I am also aware that the ‘mainstream’ Christian Church has not always acted with integrity in this area. I know of an instance where a minister left his wife for another woman, whom he then married, and he was allowed to remain in the ministry. What message that sends to his ex-wife is deeply troubling.
And there is also then everybody else’s situation. None of us is without sin. Who can cast the first stone? If I am not perfect, what sin am I entertaining? How do we distinguish between the struggles we all have and outright flaunting of God’s word? Are there different degrees of sin? These for me are the most difficult questions of all. However, they cannot be used to disallow any possibility of discipline. The same Gospel – Matthew – that says ‘Judge not’ also has the clearest passages on church discipline. People have been clearly wronged. Relationships have been damaged. Injustice has happened here. The Gospel has been brought into disrepute. That must be addressed.

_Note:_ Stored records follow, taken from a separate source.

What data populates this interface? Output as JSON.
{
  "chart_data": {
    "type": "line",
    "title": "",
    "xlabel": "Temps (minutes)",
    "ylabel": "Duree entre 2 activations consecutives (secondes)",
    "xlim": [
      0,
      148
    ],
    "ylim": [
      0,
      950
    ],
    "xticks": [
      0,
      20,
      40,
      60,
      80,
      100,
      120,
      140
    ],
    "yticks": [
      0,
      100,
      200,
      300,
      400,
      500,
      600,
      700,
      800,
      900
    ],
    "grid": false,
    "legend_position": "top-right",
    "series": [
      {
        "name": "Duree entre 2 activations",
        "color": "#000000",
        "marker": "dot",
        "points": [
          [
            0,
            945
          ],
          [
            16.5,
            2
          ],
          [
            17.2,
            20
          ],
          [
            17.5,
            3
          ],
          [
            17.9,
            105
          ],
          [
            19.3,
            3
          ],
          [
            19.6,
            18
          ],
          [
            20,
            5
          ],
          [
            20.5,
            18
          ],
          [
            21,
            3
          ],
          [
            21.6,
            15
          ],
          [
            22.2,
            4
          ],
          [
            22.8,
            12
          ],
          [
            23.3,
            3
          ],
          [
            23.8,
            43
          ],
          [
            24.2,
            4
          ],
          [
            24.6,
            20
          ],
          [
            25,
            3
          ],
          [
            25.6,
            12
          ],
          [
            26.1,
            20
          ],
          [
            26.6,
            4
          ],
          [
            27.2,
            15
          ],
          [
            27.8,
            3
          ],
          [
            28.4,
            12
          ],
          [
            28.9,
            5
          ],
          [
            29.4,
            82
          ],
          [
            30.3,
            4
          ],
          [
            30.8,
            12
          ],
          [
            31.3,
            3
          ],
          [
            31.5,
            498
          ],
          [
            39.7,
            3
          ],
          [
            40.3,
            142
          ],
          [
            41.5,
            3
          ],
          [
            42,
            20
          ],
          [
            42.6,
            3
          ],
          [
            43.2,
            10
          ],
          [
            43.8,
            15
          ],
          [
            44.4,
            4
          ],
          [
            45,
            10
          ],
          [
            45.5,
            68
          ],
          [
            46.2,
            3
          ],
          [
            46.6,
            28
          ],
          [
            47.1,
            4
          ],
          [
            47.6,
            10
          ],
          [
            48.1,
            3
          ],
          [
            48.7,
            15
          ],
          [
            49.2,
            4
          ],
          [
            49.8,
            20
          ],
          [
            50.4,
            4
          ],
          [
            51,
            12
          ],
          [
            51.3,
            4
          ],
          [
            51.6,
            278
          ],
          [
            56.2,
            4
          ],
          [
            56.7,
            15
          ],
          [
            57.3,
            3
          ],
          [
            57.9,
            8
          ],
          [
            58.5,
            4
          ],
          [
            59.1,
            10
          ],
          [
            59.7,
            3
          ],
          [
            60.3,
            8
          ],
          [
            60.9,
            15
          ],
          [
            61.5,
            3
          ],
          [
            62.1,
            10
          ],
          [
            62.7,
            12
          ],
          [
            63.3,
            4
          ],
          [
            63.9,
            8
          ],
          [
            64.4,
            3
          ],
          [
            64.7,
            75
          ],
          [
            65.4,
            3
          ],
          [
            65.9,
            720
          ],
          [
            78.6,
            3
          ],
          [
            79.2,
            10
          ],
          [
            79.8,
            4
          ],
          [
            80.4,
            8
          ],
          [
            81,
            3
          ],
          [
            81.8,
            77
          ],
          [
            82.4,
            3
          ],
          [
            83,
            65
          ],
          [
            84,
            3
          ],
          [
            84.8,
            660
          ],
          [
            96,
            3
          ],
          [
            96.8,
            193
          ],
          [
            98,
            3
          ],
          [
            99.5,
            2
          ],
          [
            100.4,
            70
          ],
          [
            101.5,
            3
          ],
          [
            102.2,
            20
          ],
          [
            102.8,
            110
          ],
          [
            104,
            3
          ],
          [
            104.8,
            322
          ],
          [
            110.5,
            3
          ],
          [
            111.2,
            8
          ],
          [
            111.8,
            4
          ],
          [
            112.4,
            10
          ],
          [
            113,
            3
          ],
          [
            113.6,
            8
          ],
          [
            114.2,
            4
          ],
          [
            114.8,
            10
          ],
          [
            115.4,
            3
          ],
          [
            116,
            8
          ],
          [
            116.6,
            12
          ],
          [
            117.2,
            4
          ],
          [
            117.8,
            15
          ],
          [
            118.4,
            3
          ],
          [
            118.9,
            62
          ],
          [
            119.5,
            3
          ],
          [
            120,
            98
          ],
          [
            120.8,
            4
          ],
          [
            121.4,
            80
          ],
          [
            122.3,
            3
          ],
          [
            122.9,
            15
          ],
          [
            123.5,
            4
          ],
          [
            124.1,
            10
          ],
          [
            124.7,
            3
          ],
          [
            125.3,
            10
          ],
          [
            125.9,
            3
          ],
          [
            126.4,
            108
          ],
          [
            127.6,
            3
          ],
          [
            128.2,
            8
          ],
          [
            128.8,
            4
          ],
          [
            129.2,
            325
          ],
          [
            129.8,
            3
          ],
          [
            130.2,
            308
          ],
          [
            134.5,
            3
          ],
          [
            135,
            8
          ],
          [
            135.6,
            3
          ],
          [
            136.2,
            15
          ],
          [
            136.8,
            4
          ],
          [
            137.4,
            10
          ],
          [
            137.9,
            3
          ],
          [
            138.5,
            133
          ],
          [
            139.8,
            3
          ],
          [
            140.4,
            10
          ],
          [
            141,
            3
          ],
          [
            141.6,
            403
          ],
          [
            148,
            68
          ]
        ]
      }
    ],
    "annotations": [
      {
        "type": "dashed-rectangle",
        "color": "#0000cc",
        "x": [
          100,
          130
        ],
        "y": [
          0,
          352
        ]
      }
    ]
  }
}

And if I am so imperfect, why even write about this? (I could even be writing for poor motives – like getting more hits for my blog.) That is because this whole sorry saga has unfolded in public and in the light of the massive public claims Bentley and others made about the Lakeland movement and the like, all of which were discredited by the actions of certain ‘apostles’ and Bentley himself. Following that, the restoration process is being played out like a reality TV show on the web. And as I’ve said before, you don’t do pastoral care like that. Right now, you still have to wonder what the motives are for getting Bentley back on platforms so soon. I continue to have some very cynical ideas about why, and I wish I didn’t.
UPDATE, 26th June, 2:00 pm: Maggi Dawn has a post here and she ends with some prescient words:
Rick Joyner’s voice welcomes you to the website, bigging it up with “God mobilising”, at this “strategic time”, “miracle power”, etc etc. There are links galore to Bentley’s teaching, and you can buy his books, and invite him to minister. OK, so allegedly he isn’t actually taking UP any invitations right now, as he is still in a period of “restoration”… still, you don’t launch a new website when you aren’t planning your comeback, do you?
That’s rather how I feel about the invitation/not taking up invitations issue.